Set your savings on auto-pilot

If you get a steady paycheck, automate transfers from your checking into your savings accounts. In so doing, you will free yourself from having to decide how much to put away every other week or every month or to remember to do it at all. Instead, the habit of savings just happens, says Stephan Meier, James P. Gorman professor of business strategy at Columbia Business School. “So, if there is any temptation to not save in a particular moment, that is kind of out of your decision set,” Meier says.

Strategies for a volatile income

There is a big caveat for those with volatile income, however: Automating your savings could result in accidental overdraft fees. But the good news is there are other strategies to deploy, including considering setting up savings peer groups.

There’s evidence that it will help you save more. In studying low-income entrepreneurs in Chile, Meier and fellow researchers from a Columbia Business School unit found that support groups who met in person and talked about savings drove their savings deposits to almost double that of the control group.

Or, consider setting up automated reminders to save. At a later time in Chile, the researchers also studied the effect text messaging had on savings: The group who received regular text message reminders saved more than those who did not.

Download a fintech app to help motivate you

Traditional bank accounts may not inspire you to save. But a number of digital tools that can help you — Qapital, Blast, Digit, Status Money and Long Game among them. The startups’ approaches vary but they all aim to ease you into a savings habit.

For instance, you will have a chance to play games on Long Game — and win cash prizes up to $1 million — after putting money into your savings account. Your deposits, meanwhile, are held at the startup’s partner bank, Blue Ridge Bank in Virginia. The idea is to make savings feel fun. “Things don’t have to be super serious,” Holden says. “It can be an experience that you enjoy.”

Status Money, for another, is designed to make peer pressure work for you in a positive way: It will show you how your spending compares to your peers to help you understand what is normal and what is possible. There’s evidence that it will motivate you to reduce your spending. In a study that looked at what happened after Status Money’s users found out they overspent compared with their peers, researchers found users reduced their spending by $600 a month.
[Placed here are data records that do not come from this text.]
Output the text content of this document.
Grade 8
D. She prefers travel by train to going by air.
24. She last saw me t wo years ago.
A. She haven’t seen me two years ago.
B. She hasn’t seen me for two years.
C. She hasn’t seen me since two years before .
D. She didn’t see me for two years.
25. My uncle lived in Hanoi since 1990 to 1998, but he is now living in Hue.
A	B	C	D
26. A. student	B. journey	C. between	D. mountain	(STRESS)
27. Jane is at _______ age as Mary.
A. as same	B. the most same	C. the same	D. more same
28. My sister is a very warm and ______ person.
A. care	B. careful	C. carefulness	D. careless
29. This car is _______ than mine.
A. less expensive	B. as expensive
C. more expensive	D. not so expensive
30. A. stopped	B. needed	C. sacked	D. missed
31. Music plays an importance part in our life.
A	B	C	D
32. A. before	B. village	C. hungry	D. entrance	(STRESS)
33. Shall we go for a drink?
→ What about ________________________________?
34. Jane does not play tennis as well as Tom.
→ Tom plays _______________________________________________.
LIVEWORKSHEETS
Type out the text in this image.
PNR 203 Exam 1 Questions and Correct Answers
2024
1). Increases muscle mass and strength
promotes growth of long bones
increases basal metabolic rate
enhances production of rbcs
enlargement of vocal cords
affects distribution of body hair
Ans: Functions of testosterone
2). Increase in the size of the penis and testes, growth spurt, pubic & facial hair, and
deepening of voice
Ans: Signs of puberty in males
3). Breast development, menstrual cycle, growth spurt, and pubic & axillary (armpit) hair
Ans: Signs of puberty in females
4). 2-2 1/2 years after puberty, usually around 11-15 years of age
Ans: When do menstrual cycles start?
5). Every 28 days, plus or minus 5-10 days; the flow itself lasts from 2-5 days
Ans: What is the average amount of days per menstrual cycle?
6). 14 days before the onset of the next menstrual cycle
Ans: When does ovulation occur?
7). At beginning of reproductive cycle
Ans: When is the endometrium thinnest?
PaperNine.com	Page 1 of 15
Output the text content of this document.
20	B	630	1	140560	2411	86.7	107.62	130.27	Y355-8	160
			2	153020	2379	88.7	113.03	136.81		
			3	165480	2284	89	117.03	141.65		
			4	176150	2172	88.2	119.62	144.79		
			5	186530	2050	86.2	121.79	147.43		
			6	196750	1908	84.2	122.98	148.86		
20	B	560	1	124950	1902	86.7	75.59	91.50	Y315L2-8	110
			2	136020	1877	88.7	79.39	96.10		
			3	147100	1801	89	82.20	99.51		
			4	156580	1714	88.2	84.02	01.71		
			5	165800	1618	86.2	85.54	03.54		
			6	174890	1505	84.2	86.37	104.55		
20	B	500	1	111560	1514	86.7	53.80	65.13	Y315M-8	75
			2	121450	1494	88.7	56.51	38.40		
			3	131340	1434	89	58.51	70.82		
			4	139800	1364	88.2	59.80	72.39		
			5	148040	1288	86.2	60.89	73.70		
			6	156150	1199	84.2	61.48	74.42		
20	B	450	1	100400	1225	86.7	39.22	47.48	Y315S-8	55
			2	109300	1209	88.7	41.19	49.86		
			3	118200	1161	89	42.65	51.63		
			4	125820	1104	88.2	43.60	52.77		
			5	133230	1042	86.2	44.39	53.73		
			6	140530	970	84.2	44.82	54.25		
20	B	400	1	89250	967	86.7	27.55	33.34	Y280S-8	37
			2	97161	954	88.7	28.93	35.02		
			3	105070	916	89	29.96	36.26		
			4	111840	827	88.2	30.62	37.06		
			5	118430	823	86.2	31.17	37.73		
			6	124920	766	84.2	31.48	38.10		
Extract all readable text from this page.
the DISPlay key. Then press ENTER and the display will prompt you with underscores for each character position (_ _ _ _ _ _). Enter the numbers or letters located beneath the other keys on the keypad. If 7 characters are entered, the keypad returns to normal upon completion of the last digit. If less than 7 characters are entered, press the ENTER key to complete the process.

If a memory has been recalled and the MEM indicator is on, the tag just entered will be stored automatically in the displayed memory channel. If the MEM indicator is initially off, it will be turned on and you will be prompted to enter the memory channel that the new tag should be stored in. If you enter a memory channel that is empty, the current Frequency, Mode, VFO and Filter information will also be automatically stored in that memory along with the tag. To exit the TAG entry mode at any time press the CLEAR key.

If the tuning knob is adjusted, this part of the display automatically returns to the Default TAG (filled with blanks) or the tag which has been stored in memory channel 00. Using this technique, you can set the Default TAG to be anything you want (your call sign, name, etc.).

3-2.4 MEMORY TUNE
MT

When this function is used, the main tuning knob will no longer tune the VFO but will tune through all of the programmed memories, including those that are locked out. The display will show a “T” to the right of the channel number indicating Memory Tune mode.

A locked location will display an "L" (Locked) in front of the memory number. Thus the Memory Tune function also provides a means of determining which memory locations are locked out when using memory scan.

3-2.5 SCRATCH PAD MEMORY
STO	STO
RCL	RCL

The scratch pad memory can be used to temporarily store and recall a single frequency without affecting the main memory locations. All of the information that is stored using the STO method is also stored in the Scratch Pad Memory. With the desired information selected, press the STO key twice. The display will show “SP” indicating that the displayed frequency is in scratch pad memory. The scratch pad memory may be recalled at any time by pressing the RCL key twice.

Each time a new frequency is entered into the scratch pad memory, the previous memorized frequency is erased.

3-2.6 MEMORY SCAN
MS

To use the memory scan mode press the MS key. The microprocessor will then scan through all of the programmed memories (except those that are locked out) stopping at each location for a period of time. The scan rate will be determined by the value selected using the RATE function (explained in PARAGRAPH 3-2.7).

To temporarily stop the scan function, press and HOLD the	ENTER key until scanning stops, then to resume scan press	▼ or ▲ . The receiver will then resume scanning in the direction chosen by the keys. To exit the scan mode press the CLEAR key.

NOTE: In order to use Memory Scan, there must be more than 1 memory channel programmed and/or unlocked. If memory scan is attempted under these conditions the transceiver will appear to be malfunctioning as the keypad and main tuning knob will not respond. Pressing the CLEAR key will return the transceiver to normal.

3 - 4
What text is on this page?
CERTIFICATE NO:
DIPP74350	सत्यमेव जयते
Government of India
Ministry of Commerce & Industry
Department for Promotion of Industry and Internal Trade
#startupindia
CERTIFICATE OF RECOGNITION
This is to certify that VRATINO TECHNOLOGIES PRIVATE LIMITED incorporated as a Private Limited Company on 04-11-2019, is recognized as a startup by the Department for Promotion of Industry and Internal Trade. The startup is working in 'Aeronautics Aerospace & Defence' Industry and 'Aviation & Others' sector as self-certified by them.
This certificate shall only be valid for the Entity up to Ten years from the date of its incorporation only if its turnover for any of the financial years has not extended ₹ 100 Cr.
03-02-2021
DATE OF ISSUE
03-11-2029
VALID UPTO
“We didn’t expect it to be that strong,” says Majd Maksad, founder and chief executive of Status Money. “It doesn’t necessarily stop you from splurging occasionally. But by and large, on the whole, it does have a significant effect overall.”

Another way Status Money tries to motivate you is to give you cash rewards for acting on opportunities that are meant to help you improve your finances. Already, the data shows it has been an effective motivator — the rates of people taking the recommendations that the app provides has increased more than 400 percent within about six weeks after launching. “It’s a massive motivator for change,” Maksad says.

Realize there will be ups and downs — accept it

Patrick Smith, head of financial wellness at KeyBank, encourages you to start saving early, and to start small. But expect to fall off the wagon from time to time because of that meal you couldn’t afford but bought anyway.

“That’s okay, that’s life,” Smith says. “The main thing is to continue to get back on track.”